Previous studies indicate that DEFB4 copy number correlates with serum HBD2 protein levels in healthy volunteers [4, 5]. Higher HBD copy number is associated with an increased risk of psoriasis, although the correlation between HBD copy number and serum HBD2 is not seen in psoriasis patients with active disease [6]. This is likely to be due in part to the cytokine-like properties of HBDs and may also indicate an inappropriate inflammatory response [6]. Indeed, in psoriasis patients with active disease HBD2 levels correlate with disease activity [4].

The fundamental biological question of how HBD copy number affects protein levels and antimicrobial activity on mucosal surfaces remains unanswered. This may have clinical implications in conditions where mucosal antimicrobial immunity may be a determinant between health and disease.
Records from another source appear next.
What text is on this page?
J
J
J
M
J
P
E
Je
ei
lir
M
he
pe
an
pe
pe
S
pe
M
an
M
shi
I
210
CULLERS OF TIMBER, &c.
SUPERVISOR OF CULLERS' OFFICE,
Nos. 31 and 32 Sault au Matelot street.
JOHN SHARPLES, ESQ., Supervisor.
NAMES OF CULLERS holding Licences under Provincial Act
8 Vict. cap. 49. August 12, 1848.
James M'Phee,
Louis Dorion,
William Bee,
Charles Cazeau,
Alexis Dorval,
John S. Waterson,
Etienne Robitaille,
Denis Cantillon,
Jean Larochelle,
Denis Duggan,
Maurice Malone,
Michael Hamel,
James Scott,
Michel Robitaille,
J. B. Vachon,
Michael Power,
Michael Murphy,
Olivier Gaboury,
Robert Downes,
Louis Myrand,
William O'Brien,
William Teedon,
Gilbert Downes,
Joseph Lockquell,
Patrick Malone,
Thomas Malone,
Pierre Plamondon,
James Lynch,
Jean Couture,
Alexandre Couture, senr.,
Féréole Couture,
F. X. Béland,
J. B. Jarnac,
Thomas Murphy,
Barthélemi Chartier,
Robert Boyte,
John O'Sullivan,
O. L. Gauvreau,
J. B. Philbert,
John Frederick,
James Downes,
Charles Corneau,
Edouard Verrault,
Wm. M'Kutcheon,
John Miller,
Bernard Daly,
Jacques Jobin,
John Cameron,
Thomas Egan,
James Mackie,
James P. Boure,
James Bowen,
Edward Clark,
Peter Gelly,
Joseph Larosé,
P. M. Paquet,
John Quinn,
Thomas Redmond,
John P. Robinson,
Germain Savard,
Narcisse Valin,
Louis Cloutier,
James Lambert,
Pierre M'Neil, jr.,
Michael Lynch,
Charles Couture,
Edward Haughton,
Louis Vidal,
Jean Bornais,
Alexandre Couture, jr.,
Preterm birth (PTB; delivery before 37 completed weeks of gestation) carries a high rate of perinatal mortality and morbidity. Chorioamnionitis (infection of the fetal membranes) is associated with 40–70% of cases [7]. In uncomplicated pregnancies, the sterile intrauterine cavity [8] is separated from the microbe-rich vagina by the endocervical canal. The cervical mucus plug (CMP) fills the cervical canal during pregnancy and has an antimicrobial barrier function [9], preventing ascending migration of bacteria from the vagina. The anionic CMP mucin skeleton allows the retention of positively charged molecules, including HBDs. We hypothesised that HBD copy number may modulate cervical HBD2 expression and hence the bactericidal capacity of the CMP.

Methods

Clinic population

Women of white European ancestry attending the University College London Hospital (UCLH) PTB clinic (PTBC, February 2010–May 2014) consented to the study. Analyses were restricted to this group (the largest group of PTBC attendees) to avoid the bias introduced by sampling a multiethnic group. The Joint UCL/UCLH Committees on the Ethics of Human Research approved the study (REC reference: 09/H0714/66). Six of the 209 women recruited started treatment with progesterone before samples were collected and were therefore excluded from the study. Median gestational age at recruitment was 15 weeks 2 days (range 8 + 5–27 + 3).

Sample collection

At speculum examination, a liquid-based cytology cytobrush (Cellpath) was used to collect a cervical sample by two 360° sweeps of the cervical canal and snap frozen on dry ice. Upon thawing, 1.4 ml of 10 mM sterile HEPES buffer (Sigma-Aldrich) was added. After vortexing, the fluid was aspirated and 250 μl was removed for DNA extraction. The remainder was centrifuged (13,000 rpm, 15 min) and the supernatants were stored at −80 °C for protein and antimicrobial assays.

Bacterial culture

Escherichia coli (strain ATCC25922) were grown on LB agar (Sigma-Aldrich) plates (37 °C, 5% CO2 for 24 h). Single colonies were suspended in LB broth (Sigma-Aldrich) and incubated at 37 °C (220 rpm) until mid-logarithmic phase was achieved.

DNA extraction

DNA was extracted (QIAmp DNA Kit, Qiagen) according to the manufacturer’s instructions with an additional ribolysing step. Briefly, samples (200 μl) were incubated at 56 °C for 10 min with 20 μl Proteinase K, 1/6 vial Ribolyser resin (MP Biomedical, Santa Ana, California, USA) and 200 μl Buffer AL. The tubes were then ribolysed in a TissueLyser LT (Qiagen) at 50 m/s for 1 min and centrifuged (8000 rpm, 1 min). In all, 200 μl 100% ethanol was added and DNA extraction was completed according to the protocol.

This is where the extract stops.